Maissens schärfstes Urteil trifft den Schweizer Selbstmythos: «Die Schweiz lebt von Voraussetzungen, die sie nicht selbst bezahlen will.» Den grössten Binnenmarkt der Welt zu nutzen, ohne zu dessen Stabilität beizutragen – das sei keine Leistung, sondern Trittbrettfahren.
Auch in der Schweizer Distanz gegenüber der europäischen Vereinigungsbemühungen sieht er eine historische Konstante. «Die europäische Integration als Friedensprojekt hat die Schweiz von Anfang an abgelehnt», sagt er. Bevor die europäische Integration auch nur im Geringsten politisch wurde, habe man sich distanziert. «Man sagte sich: Wir sind wir. Wir wollen Austausch, aber nur in wirtschaftlicher Hinsicht.»
Verständnis äussert Thomas Maissen für die Auslandschweizerinnen und Auslandschweizer – er ist einer von ihnen. Von den rund 830’000 Schweizer leben mehr als die Hälfte in Europa. Ihr Schicksal hängt von den Schweizer Abkommen mit der EU ab. In Let’s talk kommt auch Daniel Hunziker zu Wort, der Direktor der Auslandschwizer-Organisation ASO.

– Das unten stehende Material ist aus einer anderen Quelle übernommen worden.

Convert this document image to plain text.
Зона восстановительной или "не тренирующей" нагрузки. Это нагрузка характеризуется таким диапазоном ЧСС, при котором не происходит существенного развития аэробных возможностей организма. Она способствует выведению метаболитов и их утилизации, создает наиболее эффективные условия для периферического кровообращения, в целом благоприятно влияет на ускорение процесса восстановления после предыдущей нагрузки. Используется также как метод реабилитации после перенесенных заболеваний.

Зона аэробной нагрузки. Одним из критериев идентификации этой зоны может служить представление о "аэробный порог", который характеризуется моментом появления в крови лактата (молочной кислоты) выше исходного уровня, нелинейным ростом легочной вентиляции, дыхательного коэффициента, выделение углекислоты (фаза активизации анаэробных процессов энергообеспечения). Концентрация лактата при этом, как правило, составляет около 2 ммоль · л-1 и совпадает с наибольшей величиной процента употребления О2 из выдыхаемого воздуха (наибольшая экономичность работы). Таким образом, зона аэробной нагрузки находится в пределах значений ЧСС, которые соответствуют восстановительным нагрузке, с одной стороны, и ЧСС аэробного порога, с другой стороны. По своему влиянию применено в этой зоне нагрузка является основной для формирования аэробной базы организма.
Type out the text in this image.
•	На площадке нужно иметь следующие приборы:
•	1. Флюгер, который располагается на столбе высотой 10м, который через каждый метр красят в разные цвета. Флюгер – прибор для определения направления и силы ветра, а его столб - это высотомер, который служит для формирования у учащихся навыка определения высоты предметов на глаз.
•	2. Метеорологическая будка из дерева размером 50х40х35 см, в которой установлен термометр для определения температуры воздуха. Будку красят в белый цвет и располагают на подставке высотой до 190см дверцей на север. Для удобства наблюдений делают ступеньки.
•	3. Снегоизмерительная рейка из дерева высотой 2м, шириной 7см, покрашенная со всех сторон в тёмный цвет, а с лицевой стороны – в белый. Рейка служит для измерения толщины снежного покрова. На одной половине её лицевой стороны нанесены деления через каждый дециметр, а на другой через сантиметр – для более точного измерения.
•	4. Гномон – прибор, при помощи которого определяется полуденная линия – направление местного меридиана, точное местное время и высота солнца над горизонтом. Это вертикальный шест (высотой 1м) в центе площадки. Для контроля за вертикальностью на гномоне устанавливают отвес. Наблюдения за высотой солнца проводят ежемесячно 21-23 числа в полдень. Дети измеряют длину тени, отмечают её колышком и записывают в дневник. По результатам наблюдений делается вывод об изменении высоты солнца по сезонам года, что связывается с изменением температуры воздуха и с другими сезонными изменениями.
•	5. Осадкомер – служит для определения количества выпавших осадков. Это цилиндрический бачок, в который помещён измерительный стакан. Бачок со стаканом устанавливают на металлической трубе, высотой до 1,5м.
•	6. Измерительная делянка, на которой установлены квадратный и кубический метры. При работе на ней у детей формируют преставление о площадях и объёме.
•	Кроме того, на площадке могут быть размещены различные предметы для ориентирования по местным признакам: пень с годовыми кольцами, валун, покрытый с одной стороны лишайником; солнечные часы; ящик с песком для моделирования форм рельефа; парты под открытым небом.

Dieser sagt: «Heute profitieren die Schweizer im Ausland von einem Rahmen, der stabil ist.» Ihr grösstes Problem sei aber die Unsicherheit. Denn wenn die Personenfreizügigkeit zur Diskussion stehe, stellten sich plötzlich viele Fragen: «Wie lange kann ich an meinem Wohnort bleiben? Kann ich den neuen Job annehmen? Kann ich in mein Haus investieren?», gibt Hunziker Beispiele.
Thomas Maissen ist indes überzeugt, dass das Verhältnis zwischen Bern und Brüssel vorerst stabil bleibt. Er sagt: «Wir haben es mit fairen Partnern zu tun, die ein Interesse an Lösungen haben.»